Так я впервые в жизни попал в Сочи. Стоял август, жара доходила до 36 градусов. Поселили меня в номере на четверых. Я сразу же, устав с дороги, разделся и лег спать.

Проснулся от хохота. Вижу: трое незнакомцев смотрят на меня и смеются:

– Ты хоть разденься!

Я поглядел на себя: лежу в костюме, в ботинках, на голове соломенная шляпа. Это я оделся ночью, во сне: видимо, в открытое окно потянуло ветерком и мне почудилось, что я снова в палатке.

Долго потом не решался одеваться по-летнему: все казалось холодно…

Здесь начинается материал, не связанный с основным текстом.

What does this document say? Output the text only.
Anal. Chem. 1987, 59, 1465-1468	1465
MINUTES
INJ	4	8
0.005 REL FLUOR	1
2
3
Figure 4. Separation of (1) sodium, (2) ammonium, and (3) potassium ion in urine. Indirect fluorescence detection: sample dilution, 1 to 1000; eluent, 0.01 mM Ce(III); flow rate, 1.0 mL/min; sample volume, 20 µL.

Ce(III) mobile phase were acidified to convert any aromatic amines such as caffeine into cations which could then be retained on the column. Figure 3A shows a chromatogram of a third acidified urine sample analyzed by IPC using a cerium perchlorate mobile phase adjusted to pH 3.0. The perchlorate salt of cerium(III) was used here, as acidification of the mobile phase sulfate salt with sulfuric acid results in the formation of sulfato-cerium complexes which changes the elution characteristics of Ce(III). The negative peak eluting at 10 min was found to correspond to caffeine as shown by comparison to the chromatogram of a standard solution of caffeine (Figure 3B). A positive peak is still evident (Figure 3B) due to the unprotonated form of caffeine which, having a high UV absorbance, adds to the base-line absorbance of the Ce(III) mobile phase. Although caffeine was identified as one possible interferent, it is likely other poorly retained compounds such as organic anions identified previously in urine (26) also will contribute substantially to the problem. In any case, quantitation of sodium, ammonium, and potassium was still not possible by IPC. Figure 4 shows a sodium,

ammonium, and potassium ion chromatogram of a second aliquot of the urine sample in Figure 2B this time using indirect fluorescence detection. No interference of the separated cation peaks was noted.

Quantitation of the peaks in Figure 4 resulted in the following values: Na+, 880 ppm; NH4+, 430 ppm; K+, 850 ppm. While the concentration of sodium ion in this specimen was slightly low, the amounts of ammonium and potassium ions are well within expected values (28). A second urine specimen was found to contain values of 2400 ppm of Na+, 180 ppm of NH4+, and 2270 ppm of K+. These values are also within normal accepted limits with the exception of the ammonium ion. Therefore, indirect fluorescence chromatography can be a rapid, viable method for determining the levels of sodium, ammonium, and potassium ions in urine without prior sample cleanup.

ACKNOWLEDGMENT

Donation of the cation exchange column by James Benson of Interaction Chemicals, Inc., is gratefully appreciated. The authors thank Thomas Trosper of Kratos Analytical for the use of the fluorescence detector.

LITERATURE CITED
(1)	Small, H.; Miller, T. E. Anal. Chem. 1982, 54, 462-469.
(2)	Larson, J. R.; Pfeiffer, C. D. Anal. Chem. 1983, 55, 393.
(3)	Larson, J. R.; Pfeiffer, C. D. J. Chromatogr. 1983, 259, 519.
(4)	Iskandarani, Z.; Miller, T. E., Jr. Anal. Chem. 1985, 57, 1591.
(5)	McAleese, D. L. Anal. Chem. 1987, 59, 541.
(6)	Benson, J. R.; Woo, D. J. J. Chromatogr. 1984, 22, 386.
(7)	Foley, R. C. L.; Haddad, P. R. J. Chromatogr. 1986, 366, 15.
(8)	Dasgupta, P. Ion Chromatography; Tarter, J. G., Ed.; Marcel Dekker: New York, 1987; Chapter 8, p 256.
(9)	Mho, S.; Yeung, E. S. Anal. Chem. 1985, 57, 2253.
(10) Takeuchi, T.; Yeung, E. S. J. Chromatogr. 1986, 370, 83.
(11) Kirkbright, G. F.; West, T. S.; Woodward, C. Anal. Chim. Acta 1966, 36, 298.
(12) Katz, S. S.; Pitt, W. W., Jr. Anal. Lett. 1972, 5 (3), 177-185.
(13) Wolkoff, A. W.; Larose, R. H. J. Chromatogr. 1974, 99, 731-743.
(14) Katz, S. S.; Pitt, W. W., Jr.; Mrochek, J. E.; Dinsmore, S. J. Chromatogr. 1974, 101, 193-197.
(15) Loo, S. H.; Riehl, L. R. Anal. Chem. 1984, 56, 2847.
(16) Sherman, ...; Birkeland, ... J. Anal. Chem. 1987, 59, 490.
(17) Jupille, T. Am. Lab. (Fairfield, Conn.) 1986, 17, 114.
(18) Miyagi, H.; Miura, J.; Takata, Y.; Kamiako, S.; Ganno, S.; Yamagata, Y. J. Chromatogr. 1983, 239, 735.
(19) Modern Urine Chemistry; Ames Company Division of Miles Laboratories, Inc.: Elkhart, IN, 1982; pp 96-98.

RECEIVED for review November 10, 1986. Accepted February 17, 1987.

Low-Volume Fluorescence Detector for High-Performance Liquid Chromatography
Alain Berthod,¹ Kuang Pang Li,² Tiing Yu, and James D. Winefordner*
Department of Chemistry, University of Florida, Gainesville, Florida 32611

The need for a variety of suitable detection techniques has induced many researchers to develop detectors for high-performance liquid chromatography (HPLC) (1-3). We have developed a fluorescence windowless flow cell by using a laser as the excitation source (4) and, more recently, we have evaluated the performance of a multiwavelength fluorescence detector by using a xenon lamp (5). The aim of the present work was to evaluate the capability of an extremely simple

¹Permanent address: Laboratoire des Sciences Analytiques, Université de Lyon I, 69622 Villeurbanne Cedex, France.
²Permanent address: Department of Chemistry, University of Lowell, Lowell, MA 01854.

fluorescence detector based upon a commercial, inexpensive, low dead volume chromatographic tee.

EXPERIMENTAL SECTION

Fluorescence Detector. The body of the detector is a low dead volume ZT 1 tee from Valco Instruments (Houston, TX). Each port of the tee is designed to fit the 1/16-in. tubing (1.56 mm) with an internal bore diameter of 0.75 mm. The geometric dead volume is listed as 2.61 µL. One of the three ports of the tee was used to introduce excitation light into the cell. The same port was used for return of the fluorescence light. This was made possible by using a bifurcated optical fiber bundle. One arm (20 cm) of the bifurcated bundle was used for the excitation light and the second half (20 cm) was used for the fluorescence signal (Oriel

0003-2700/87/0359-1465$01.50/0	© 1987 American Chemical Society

Когда я возвратился из санатория, мурманские журналисты попросили нас с Шупой подготовить статью в газету.

Сели мы с Игорем Феодосьевичем вечером и написали все, что думали о рабочем коллективе, его возможностях и перспективах развития, – те заветные мысли, что зародились на берегах Алы. Наша статья была опубликована в «Полярной правде» 13 июня 1963 года и называлась «Давайте подумаем, как лучше работать». В ней мы изложили программу бригадного подряда в промышленном строительстве.

Вот некоторые мысли из этой статьи:

Работу оплачивать за выполнение графика, а не за вал, тогда бригада будет заинтересована в быстрой сдаче объекта.

Переделок не должно быть – за них платить не будут.

Трехсменная работа, стопроцентное использование техники, рационализация. Передовой опыт – на вооружение.

Главное в работе – конечный результат, сдача объекта. Премия – за конечный результат, экономию и качество.

Дисциплина, сознательность, коллективизм, воспитание коммунистического отношения к труду должны стать жизненной нормой каждого члена бригады.

В общем суть такая: бригада борется за сооружение объекта на договорных началах, обязуется построить его в определенный срок с нулевого цикла и до сдачи госкомиссии. На ней лежат все заботы и о правильном, хозяйском расходовании материалов, и о наиболее эффективном использовании техники. Если коллектив справится с делом да еще сбережет материалы, получает премию. Прямая выгода и государству и рабочему.

Статья произвела впечатление.

В то время идея бригадного подряда была совершенно новой. Читающая публика разделилась на два лагеря – горячих сторонников и принципиальных противников бригадного подряда. Последних было большинство, и среди них наше непосредственное начальство.